The puppy blues can be caused by many factors during the first few weeks of having your new puppy at home. Let’s go over a few of the most common.

Lack of Sleep

One of the most common causes of the puppy blues is sleep deprivation or changes in sleep quality. If your puppy is still being potty and/or crate trained, you might find yourself waking up periodically during the night to take them outside or soothe their whining. Even if your puppy is sleeping until morning, your sleep schedule has probably changed to cater more to your puppy’s habits, like waking up earlier to feed them or squeeze in a training session before you get ready for work. Whatever the reason for the change in sleep habits, the lack of quality sleep can drastically affect your mood and exaggerate the puppy blues.

Lack of Downtime

Another common cause of the puppy blues is the sudden change in routine and lack of consistent downtime. With the addition of a new puppy into your schedule, you suddenly have to make time for play and exercise, training, meals, and bathroom breaks—and you probably aren’t the one deciding when exactly these things happen. If your puppy decides it’s time for “zoomies” or to chew up the side of your couch, you have to deal with the disruptions whenever they happen. Constantly keeping an eye on your puppy so they stay out of trouble can be exhausting and contribute to the puppy blues.

Lack of Preparedness

Especially for first-time dog parents, it can be difficult to be ready for every possible new behavior and situation your puppy will present. Even if you puppy-proof your home, buy all the “right” toys and treats, and brush up on proper training techniques before bringing your new family member home, your puppy will probably still surprise you with a behavior or situation you weren’t prepared for. Not knowing what to do when your puppy won’t stop barking or is aggressive with their food can lead to feelings of overwhelm or impatience. It’s important to keep learning about training methods for a multitude of situations so you can be ready if the time comes!

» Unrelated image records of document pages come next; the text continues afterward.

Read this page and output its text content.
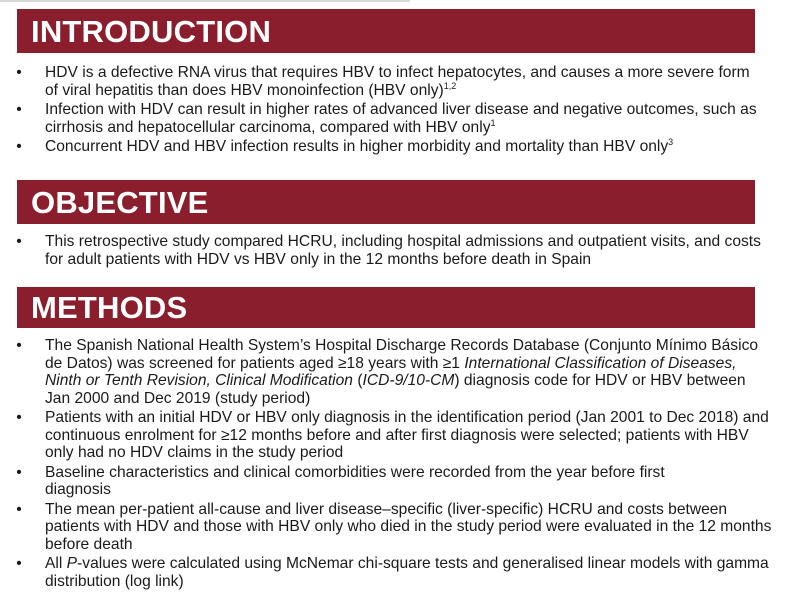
INTRODUCTION
• HDV is a defective RNA virus that requires HBV to infect hepatocytes, and causes a more severe form of viral hepatitis than does HBV monoinfection (HBV only)$^{1,2}$
• Infection with HDV can result in higher rates of advanced liver disease and negative outcomes, such as cirrhosis and hepatocellular carcinoma, compared with HBV only$^1$
• Concurrent HDV and HBV infection results in higher morbidity and mortality than HBV only$^3$
OBJECTIVE
• This retrospective study compared HCRU, including hospital admissions and outpatient visits, and costs for adult patients with HDV vs HBV only in the 12 months before death in Spain
METHODS
• The Spanish National Health System’s Hospital Discharge Records Database (Conjunto Mínimo Básico de Datos) was screened for patients aged ≥18 years with ≥1 International Classification of Diseases, Ninth or Tenth Revision, Clinical Modification (ICD-9/10-CM) diagnosis code for HDV or HBV between Jan 2000 and Dec 2019 (study period)
• Patients with an initial HDV or HBV only diagnosis in the identification period (Jan 2001 to Dec 2018) and continuous enrolment for ≥12 months before and after first diagnosis were selected; patients with HBV only had no HDV claims in the study period
• Baseline characteristics and clinical comorbidities were recorded from the year before first diagnosis
• The mean per-patient all-cause and liver disease–specific (liver-specific) HCRU and costs between patients with HDV and those with HBV only who died in the study period were evaluated in the 12 months before death
• All P-values were calculated using McNemar chi-square tests and generalised linear models with gamma distribution (log link)
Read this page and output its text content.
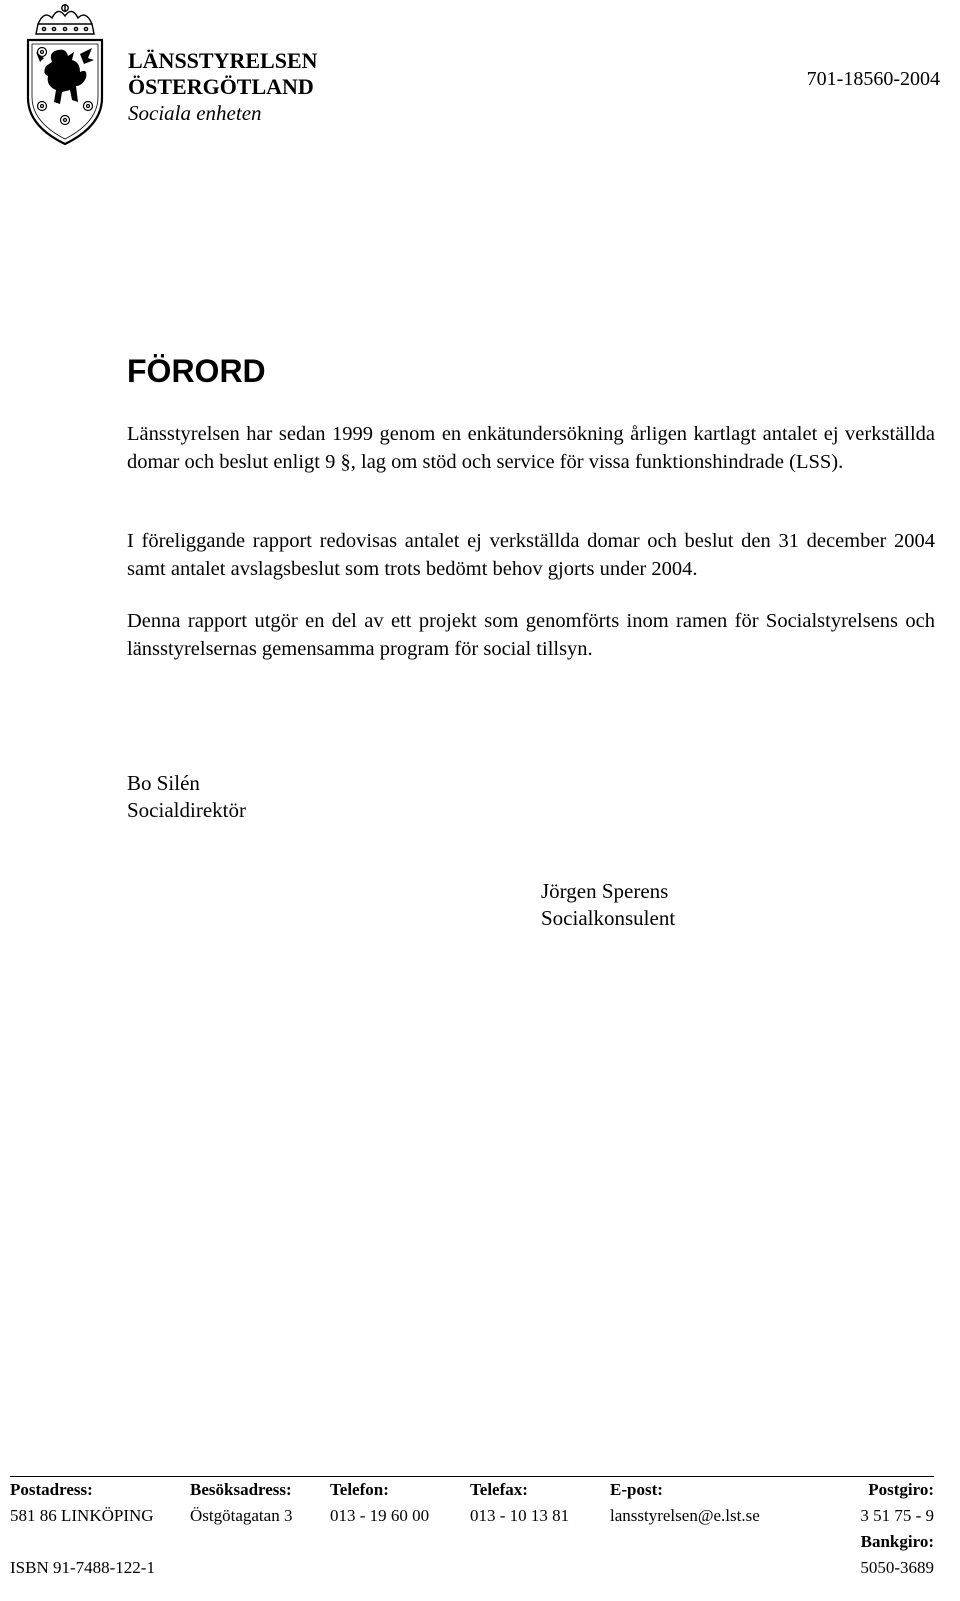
LÄNSSTYRELSEN
ÖSTERGÖTLAND
Sociala enheten
701-18560-2004
FÖRORD

Länsstyrelsen har sedan 1999 genom en enkätundersökning årligen kartlagt antalet ej verkställda domar och beslut enligt 9 §, lag om stöd och service för vissa funktionshindrade (LSS).

I föreliggande rapport redovisas antalet ej verkställda domar och beslut den 31 december 2004 samt antalet avslagsbeslut som trots bedömt behov gjorts under 2004.

Denna rapport utgör en del av ett projekt som genomförts inom ramen för Socialstyrelsens och länsstyrelsernas gemensamma program för social tillsyn.

Bo Silén
Socialdirektör
Jörgen Sperens
Socialkonsulent
Postadress:	Besöksadress:	Telefon:	Telefax:	E-post:	Postgiro:
581 86 LINKÖPING	Östgötagatan 3	013 - 19 60 00	013 - 10 13 81	lansstyrelsen@e.lst.se	3 51 75 - 9
					Bankgiro:
ISBN 91-7488-122-1					5050-3689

How to Manage the Puppy Blues

The pressure of caring for a new dog or puppy can be stressful, overwhelming, and even scary. Luckily, there are a few ways to help you manage the symptoms.

Reach Out for Support

First and foremost, don’t shy away from asking for help from your support system and taking time for yourself. If you have friends or family in the area, ask them to come play with the puppy while you take a nap or make a meal for yourself. Taking a break—even if it’s just to take a shower or make yourself a hot meal while your puppy naps—can make all the difference. Be kind to yourself and know that raising a puppy is difficult business, but you’re doing it (and you’re probably doing better than you think)!

Reevaluate Expectations

Next, you may want to reassess the expectations you have about your puppy. Your puppy isn’t going to learn the rules about everything right away, especially when it comes to nuisance behaviors like chewing. Adjusting your expectations can help curb disappointment and lead to extra-exciting milestones like learning commands and going a whole day without an accident in the house.

Connect with Other Puppy Parents

Whether you have friends who are also raising a puppy or you connect with other puppy parents on social media, talking to someone else who is experiencing the same thing can feel like a flood of relief and validation. If you’re in the same area, you may even be able to safely meet up for a puppy play date.

While the puppy blues can be isolating and difficult, you don’t have to go through them alone. Take the first step by reaching out to a partner, friend, or family member for support when you need it, and consider talking to a mental health professional to help you process the emotions surrounding this big life change. Remember—you’ve got this.